Depuis 2019, la Tunisie a remboursé un total de 18,1 milliards de dinars de dettes extérieures contractées sur les marchés financiers internationaux, a affirmé Mohamed Salah Souilem, ancien Directeur Général de la politique monétaire à la Banque Centrale de Tunisie (BCT), lors d’une interview accordée à l’Agence TAP.
Ces emprunts ont été levés en plusieurs devises : 3 235 millions de dollars américains, soit 10,3 milliards de dinars ; 1 750 millions d’euros, représentant 5,8 milliards de dinars ; et 97 milliards de yens japonais, équivalant à 2 milliards de dinars. Selon Souilem, ces sommes considérables ont été honorées dans un laps de temps relativement court, couvrant la période de 2019 à 2025.
Une échéance majeure remboursée en janvier 2025
L’ancien responsable a précisé qu’au 30 janvier 2025, la Tunisie avait réglé la seule échéance d’émission sur le marché financier pour cette année, d’un montant de 1 milliard de dollars. Ce prêt, contracté en janvier 2015 pour une durée de dix ans, marque une étape clé dans la gestion de la dette tunisienne. Ainsi, pour les onze mois restants de l’année, le pays ne devra plus honorer que des dettes bilatérales et multilatérales, dont les montants sont relativement plus faibles.
La Tunisie a déjà remboursé un cinquième de sa dette publique en janvier 2025
Dès le premier mois de 2025, la Tunisie a réussi à rembourser un cinquième du service de sa dette publique (intérieure et extérieure), soit 5 milliards de dinars sur un total prévu de 25 milliards de dinars pour l’année en cours. Selon Souilem, cet effort considérable illustre les engagements financiers du pays, malgré les défis économiques auxquels il fait face.

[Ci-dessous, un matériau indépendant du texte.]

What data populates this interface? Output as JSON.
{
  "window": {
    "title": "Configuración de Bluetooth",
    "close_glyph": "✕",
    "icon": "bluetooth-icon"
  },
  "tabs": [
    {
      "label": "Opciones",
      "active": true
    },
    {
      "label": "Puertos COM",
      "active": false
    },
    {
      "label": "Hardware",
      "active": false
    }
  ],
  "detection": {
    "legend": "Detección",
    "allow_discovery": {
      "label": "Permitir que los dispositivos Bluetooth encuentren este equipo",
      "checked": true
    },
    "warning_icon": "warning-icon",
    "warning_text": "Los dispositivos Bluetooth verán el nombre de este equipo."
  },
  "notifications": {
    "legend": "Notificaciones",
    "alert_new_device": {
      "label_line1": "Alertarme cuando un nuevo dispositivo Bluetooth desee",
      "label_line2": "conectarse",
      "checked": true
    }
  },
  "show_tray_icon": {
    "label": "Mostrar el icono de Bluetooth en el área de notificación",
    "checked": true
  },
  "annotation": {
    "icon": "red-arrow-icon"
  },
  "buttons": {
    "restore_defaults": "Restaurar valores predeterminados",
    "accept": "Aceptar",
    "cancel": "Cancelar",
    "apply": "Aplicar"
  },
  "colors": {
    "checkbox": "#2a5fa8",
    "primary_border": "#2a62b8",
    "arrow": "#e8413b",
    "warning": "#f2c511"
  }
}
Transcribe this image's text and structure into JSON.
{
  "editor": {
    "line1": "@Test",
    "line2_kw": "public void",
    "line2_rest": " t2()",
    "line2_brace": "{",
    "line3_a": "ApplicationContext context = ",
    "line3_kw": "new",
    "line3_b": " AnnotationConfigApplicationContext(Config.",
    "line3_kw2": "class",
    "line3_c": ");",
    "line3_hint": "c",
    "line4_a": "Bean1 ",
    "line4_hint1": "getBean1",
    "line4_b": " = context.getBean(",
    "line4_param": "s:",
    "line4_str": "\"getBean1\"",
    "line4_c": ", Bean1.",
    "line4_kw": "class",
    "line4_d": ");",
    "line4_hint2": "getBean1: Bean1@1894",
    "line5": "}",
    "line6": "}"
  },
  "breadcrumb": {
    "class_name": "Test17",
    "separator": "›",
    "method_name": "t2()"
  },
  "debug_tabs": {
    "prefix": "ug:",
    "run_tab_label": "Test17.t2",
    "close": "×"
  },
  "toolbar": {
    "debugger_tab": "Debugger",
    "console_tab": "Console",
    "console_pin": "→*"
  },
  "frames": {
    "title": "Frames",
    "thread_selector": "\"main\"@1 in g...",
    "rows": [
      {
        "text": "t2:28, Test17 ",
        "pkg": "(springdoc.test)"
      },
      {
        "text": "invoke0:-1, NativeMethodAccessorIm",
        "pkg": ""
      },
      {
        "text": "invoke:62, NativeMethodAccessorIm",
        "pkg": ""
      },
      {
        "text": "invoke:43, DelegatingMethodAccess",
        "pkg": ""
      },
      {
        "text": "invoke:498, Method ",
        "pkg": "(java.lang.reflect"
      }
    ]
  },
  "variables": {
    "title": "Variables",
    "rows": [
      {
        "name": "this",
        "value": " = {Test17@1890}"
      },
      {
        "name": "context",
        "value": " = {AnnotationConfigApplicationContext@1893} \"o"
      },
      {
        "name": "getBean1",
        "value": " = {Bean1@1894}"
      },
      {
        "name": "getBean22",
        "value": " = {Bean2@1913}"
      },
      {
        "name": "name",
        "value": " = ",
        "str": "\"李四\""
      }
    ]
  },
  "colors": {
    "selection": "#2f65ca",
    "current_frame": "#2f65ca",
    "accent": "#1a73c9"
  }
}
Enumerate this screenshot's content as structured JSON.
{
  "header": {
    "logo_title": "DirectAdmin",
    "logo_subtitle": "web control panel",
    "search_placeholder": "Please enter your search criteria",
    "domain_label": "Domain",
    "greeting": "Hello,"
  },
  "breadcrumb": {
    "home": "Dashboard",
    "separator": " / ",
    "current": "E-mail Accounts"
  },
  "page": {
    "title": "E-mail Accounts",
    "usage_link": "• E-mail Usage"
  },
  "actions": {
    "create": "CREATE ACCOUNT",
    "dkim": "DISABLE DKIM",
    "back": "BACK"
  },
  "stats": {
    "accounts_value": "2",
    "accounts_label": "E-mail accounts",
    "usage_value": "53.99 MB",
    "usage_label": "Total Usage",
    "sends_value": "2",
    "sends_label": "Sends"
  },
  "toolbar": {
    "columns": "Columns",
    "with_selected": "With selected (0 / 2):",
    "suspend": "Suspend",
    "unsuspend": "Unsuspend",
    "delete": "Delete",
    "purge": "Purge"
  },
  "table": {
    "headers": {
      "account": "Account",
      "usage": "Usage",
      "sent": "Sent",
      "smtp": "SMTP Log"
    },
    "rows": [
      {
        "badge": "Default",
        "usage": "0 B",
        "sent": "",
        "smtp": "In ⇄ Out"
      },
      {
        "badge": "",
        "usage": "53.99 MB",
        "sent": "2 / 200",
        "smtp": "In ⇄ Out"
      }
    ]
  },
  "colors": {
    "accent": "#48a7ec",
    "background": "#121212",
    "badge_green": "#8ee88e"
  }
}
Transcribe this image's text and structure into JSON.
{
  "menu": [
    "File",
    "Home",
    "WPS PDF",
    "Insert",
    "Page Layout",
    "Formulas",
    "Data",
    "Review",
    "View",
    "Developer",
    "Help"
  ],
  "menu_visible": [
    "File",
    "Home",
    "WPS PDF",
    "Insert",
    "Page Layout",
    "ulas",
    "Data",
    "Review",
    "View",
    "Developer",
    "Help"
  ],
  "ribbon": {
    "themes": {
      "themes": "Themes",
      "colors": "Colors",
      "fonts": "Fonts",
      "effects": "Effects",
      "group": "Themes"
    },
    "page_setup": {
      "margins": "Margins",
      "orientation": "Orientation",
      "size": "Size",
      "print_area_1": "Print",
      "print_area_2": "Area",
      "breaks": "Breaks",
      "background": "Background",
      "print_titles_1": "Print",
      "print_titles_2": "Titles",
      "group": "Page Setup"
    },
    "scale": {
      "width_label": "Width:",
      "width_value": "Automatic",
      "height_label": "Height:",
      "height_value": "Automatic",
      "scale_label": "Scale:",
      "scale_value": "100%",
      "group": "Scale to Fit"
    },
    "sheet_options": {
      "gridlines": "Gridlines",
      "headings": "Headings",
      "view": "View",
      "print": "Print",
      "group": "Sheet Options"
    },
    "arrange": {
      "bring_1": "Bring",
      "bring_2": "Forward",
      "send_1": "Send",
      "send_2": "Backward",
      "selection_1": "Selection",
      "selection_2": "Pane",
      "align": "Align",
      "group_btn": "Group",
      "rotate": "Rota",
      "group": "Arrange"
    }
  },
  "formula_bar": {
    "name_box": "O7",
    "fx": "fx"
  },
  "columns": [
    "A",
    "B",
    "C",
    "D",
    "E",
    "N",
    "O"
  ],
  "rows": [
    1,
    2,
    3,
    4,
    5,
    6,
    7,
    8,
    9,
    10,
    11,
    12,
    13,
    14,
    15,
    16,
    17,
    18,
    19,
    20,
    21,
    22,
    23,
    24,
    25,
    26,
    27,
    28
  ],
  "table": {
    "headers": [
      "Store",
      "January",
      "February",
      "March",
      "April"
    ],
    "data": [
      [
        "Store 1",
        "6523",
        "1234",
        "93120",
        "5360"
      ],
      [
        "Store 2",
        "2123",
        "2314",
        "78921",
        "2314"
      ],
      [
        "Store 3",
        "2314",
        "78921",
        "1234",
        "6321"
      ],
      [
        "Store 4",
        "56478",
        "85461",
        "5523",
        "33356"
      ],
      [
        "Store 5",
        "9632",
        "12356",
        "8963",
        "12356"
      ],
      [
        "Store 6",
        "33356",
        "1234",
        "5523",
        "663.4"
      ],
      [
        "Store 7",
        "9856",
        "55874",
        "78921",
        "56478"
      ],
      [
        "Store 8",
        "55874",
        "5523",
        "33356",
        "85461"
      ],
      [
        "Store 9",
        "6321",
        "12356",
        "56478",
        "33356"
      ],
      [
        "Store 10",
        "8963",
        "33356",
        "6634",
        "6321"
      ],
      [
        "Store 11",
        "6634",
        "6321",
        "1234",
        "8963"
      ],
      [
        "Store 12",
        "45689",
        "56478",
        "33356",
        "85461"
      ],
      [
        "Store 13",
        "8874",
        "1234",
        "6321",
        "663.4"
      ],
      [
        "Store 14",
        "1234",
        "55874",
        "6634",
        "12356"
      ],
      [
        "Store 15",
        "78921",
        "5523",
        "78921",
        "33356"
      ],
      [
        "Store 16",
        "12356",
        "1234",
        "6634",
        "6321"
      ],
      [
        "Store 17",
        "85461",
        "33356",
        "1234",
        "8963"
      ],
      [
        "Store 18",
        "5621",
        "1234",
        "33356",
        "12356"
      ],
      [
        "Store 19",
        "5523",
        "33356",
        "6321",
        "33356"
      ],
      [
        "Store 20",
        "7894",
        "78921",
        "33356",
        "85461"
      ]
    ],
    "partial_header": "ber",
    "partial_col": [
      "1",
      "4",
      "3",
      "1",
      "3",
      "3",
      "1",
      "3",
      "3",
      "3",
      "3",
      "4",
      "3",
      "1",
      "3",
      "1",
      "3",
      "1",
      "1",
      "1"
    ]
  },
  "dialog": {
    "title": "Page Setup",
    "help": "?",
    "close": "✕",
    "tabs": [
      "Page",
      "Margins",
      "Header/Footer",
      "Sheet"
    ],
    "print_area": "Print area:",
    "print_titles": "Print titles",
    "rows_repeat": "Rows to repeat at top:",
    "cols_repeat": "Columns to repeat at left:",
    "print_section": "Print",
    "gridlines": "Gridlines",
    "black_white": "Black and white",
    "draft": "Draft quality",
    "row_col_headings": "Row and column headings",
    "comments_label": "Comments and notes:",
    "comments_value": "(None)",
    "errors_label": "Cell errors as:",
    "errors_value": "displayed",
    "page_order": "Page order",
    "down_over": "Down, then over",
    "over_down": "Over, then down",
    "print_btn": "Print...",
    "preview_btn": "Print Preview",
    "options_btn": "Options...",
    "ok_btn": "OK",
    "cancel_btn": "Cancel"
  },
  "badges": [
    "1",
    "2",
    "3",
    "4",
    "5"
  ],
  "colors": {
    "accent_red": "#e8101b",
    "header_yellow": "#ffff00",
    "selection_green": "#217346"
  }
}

Il a également mis en exergue la difficulté de rembourser ces obligations internationales, en raison du mode de paiement « in fine ». Contrairement aux dettes bilatérales ou multilatérales, qui sont amorties progressivement, ces obligations nécessitent le remboursement total du capital à leur échéance, après le paiement des intérêts durant toute la durée du prêt. Cette contrainte a suscité des inquiétudes quant à la capacité de la Tunisie à éviter un recours au Club de Paris pour restructurer sa dette extérieure.
Des perspectives d’allègement de la dette d’ici 2033
En ce qui concerne les échéances à venir, Souilem a souligné que la Tunisie devra rembourser en 2026 une dernière obligation en euro d’une valeur de 700 millions d’euros, ainsi qu’une obligation en dollars de 150 millions de dollars en 2027. De plus, quatre autres émissions en yens japonais devront être remboursées progressivement : 30 milliards de yens en 2027, 15 milliards en 2030, 20 milliards en 2031 et 30 milliards en 2033.
Une fois ces remboursements effectués, la Tunisie aura honoré l’intégralité de ses émissions obligataires sur les marchés internationaux depuis 1994. Cette dynamique devrait entraîner une réduction progressive du taux d’endettement extérieur, qui pourrait passer sous la barre des 50 % du PIB d’ici deux à trois ans, contre un pic de 69 % en 2018.
Une stratégie axée sur l’endettement intérieur
Depuis 2019, la Tunisie a adopté une approche consistant à privilégier le recours aux emprunts intérieurs au détriment des financements extérieurs. Cette stratégie vise principalement à limiter l’endettement en devises et à réduire le risque de change, notamment en raison de la dépréciation du dinar tunisien.
Cependant, cette politique présente des inconvénients majeurs, notamment la mobilisation excessive des ressources financières locales, ce qui restreint les capacités de financement du secteur privé et de l’économie en général. Elle contribue également à un risque inflationniste et exerce une pression sur le pouvoir d’achat des citoyens, tout en réduisant les réserves en devises du pays.
Les réserves en devises jouent un rôle crucial pour l’économie tunisienne, car elles permettent de financer les importations, de rembourser la dette extérieure et d’absorber les chocs économiques externes. Une gestion prudente de ces réserves est donc essentielle pour éviter des crises économiques et garantir une stabilité financière durable.
Vers une amélioration de la notation souveraine ?
L’engagement de la Tunisie à respecter ses obligations financières témoigne de la résilience de son économie, un facteur qui pourrait influencer positivement les agences de notation internationales. Selon Souilem, une amélioration de la notation du pays pourrait être envisagée dans les mois à venir, en fonction de l’évaluation du risque souverain et des perspectives économiques du pays.
En somme, la Tunisie poursuit ses efforts pour stabiliser sa dette et renforcer sa crédibilité financière sur la scène internationale, malgré un environnement économique mondial incertain et des défis internes persistants.